Today in Missouri, a group of women protested in and around the state capitol dressed in a familiar costume ― the red robes and white bonnets of Margaret Atwood’s novel The Handmaid’s Tale.
According to Think Progress, the women carried signs that read, “Don’t let Missouri become Gilead” and “Gilead took credit cards, #Moleg is taking Medicaid cards,” aiming to raise awareness of lawmakers’ recent push to restrict reproductive rights.
The protest, organized in part by Planned Parenthood and NARAL, expressed concern over a budget amendment that would prevent the Missouri Women’s State Funded Health Services Program from providing funding to clinics that perform abortions.
A politician who sponsored the amendment, Rep. Robert Ross (R), claimed during a debate that it would prevent taxpayer money from supporting abortion. According to the communications coordinator for Planned Parenthood Missouri, Sarah Felts, the amendment is more dangerous than that.
“It defines abortion services really broadly. Not only providing abortion care, but just talking about it,” Felts told Think Progress. “There’s no clear definition of referring. It could just be talking about abortion as an option.”
This is just the latest women’s health-related development in Missouri, which has seen an array of proposed pro-life bills this year.
The Missouri protest followed a similar demonstration in Texas, for which participants also dressed like residents of Gilead.
The Missouri protest, however, went slightly less smoothly; earlier this afternoon, Planned Parenthood Advocates in Missouri, a group that helped coordinate the protest, tweeted, “The handmaids were forced to remove their bonnets before being allowed to watch the Missouri House.”

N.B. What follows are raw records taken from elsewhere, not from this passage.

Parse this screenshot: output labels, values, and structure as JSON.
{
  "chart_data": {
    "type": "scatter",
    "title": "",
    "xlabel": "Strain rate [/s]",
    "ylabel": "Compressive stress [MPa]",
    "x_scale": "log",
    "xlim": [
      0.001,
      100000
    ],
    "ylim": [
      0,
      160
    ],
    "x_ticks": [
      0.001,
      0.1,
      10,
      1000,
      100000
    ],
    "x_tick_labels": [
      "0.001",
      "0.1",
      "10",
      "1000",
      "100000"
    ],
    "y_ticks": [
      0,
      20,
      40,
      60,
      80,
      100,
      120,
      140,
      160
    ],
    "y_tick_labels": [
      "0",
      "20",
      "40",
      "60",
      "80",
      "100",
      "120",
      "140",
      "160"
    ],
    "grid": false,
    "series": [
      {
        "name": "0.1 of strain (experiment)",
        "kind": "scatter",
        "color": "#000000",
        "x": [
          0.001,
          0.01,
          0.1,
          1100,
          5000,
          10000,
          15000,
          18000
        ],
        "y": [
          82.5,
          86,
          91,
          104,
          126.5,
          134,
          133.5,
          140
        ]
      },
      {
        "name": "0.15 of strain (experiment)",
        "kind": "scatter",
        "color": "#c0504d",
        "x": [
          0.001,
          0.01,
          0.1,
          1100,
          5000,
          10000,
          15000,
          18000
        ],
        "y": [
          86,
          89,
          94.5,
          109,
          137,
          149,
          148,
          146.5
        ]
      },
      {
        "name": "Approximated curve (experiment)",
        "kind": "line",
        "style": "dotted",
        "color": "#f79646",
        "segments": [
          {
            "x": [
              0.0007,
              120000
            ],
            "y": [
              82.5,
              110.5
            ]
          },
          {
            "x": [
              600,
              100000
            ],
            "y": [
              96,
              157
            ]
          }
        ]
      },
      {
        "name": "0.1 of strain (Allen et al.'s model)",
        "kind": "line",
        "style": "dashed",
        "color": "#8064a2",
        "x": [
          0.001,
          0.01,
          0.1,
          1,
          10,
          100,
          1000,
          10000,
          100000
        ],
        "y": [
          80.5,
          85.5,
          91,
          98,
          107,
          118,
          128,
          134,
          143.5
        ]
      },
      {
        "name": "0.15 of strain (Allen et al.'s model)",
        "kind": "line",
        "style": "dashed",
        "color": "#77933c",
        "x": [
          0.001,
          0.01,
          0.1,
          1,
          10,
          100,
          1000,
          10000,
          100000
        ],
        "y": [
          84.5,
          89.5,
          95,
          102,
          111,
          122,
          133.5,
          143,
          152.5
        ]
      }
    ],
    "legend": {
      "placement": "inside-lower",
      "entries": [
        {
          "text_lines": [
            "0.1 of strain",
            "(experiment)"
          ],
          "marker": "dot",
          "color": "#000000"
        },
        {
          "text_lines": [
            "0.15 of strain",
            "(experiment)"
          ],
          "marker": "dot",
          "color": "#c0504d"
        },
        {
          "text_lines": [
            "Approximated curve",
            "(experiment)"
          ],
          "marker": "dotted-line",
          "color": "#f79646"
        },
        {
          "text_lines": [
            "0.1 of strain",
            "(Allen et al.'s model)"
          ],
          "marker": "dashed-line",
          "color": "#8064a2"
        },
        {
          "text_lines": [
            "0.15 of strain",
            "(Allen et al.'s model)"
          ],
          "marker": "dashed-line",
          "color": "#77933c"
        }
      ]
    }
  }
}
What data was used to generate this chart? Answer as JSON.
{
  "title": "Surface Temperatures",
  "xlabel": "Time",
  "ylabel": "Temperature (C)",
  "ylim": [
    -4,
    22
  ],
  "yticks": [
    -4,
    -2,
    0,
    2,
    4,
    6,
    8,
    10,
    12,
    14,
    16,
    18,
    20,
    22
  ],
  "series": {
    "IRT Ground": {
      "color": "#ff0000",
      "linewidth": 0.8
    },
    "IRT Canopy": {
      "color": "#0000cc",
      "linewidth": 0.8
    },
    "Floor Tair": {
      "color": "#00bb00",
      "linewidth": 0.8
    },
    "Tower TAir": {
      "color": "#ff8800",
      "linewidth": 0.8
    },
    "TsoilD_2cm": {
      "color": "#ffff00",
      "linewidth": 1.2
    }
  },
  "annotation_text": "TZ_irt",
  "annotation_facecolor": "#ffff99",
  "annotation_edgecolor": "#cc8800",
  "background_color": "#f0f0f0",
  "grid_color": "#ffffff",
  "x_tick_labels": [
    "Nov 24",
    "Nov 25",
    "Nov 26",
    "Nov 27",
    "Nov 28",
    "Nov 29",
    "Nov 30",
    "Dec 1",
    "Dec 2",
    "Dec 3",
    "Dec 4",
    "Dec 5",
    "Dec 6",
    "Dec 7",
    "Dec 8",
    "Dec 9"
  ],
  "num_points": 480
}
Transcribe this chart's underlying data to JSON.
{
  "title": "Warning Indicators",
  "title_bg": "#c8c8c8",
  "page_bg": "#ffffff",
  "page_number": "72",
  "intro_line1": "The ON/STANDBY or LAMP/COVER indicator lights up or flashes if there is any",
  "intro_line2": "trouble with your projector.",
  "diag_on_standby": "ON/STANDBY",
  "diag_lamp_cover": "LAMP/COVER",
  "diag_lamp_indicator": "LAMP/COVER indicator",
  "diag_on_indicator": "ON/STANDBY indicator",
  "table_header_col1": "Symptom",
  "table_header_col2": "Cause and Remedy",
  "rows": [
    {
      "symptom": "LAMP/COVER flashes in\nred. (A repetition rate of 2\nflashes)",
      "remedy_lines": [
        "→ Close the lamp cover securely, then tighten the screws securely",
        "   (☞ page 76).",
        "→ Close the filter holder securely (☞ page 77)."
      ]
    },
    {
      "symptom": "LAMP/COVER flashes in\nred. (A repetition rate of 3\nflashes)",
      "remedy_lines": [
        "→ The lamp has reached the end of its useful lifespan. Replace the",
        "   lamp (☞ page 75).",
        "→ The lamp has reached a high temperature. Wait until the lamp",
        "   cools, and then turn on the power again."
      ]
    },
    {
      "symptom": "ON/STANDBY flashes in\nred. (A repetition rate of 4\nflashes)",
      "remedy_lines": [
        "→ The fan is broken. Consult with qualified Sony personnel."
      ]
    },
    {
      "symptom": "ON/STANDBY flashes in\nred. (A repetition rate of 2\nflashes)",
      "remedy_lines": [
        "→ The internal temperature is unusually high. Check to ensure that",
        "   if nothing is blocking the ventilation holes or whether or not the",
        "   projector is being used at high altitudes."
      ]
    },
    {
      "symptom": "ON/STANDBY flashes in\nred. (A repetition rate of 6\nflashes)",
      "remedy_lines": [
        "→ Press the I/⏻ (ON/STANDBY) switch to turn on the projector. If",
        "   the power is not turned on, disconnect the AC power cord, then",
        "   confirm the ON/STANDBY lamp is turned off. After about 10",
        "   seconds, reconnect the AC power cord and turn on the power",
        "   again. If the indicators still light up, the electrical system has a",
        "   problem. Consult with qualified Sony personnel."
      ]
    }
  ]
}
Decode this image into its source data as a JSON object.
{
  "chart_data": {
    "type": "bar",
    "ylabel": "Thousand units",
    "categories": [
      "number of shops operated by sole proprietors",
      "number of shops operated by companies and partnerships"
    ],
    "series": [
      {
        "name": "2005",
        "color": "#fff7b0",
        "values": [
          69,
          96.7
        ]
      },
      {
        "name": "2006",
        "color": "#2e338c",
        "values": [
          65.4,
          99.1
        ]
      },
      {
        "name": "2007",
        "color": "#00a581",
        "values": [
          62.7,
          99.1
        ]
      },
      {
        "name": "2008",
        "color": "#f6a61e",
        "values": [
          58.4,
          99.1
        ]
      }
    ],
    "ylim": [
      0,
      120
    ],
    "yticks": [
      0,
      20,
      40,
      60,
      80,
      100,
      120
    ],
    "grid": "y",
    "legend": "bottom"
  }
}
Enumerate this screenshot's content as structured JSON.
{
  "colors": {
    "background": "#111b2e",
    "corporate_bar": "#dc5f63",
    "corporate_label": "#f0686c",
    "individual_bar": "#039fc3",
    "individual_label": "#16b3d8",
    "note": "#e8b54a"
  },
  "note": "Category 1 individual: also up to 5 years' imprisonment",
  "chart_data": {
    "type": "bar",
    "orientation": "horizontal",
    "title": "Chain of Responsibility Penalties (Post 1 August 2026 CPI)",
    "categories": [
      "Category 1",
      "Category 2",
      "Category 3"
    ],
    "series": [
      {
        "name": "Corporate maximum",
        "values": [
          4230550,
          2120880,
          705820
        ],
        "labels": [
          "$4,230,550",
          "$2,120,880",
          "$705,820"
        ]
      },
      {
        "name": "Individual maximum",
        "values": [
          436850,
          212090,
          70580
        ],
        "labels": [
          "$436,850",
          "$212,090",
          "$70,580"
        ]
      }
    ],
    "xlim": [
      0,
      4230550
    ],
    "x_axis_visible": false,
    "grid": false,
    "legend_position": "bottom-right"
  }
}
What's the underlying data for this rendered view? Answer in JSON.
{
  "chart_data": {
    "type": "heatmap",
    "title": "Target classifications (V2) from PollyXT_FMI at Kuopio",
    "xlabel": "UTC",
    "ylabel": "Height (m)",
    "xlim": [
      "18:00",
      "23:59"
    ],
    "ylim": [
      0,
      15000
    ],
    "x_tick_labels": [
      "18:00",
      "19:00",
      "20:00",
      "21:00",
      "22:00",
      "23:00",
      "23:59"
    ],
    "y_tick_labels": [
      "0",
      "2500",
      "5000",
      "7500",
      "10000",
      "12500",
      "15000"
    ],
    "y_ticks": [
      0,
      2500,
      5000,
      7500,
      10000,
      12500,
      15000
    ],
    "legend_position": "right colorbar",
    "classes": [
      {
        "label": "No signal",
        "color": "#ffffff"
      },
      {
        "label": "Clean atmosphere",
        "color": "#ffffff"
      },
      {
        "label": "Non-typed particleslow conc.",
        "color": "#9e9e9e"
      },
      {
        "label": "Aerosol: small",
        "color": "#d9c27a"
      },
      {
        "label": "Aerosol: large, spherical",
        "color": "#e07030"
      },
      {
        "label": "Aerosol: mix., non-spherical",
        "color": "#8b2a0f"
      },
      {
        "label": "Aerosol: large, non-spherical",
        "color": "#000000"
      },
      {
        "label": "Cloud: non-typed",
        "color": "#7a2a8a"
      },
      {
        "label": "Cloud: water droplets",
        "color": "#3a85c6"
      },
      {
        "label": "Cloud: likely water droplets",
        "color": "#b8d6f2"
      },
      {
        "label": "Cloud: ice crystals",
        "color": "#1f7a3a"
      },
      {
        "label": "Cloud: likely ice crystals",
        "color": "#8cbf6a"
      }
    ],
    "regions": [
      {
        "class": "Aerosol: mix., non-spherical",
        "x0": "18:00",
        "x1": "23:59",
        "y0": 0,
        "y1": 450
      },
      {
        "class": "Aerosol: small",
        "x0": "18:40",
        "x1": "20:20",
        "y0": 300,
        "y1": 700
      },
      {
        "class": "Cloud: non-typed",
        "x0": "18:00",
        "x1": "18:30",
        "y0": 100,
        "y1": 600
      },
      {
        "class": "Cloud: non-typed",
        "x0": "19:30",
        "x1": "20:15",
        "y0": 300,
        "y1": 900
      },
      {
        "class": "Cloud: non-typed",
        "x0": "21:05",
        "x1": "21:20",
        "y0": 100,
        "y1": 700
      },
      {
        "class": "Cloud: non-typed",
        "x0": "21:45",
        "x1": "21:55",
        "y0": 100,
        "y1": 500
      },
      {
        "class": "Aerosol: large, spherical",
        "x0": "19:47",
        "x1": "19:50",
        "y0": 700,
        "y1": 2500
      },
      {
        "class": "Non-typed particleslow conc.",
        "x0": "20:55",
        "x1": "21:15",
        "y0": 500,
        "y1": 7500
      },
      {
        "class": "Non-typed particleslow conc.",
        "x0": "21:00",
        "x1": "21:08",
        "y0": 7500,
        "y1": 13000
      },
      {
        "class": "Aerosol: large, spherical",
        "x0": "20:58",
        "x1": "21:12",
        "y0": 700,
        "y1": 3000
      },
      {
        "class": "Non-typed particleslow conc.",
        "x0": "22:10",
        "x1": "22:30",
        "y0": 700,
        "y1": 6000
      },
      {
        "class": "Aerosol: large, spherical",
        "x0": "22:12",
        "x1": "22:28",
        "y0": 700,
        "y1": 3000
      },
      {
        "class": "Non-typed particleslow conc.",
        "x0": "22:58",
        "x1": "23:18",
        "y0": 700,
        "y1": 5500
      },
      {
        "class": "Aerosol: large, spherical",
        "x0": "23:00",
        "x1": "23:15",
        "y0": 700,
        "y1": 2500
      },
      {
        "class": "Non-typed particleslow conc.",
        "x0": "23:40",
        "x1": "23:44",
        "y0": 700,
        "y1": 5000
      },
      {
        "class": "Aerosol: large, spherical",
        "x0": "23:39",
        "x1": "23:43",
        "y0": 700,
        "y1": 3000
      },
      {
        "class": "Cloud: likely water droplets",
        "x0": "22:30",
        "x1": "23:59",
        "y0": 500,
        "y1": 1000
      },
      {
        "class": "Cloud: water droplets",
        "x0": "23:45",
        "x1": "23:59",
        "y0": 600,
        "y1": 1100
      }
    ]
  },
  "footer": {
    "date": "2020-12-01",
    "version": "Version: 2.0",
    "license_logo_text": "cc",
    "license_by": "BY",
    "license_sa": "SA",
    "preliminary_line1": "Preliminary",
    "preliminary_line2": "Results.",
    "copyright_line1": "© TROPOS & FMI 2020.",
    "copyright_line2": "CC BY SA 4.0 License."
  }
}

The Handmaid’s Tale, a 1985 novel by Margaret Atwood that’s recently been adapted into a Hulu series starring Elisabeth Moss, is about an American government that quickly becomes oppressive, taking away women’s credit cards and forcing them to work as “handmaids,” or enslaved sex workers for infertile couples.
The series showrunner Bruce Miller, and Atwood herself, have commented on the similarities between Gilead and the political climate in America today.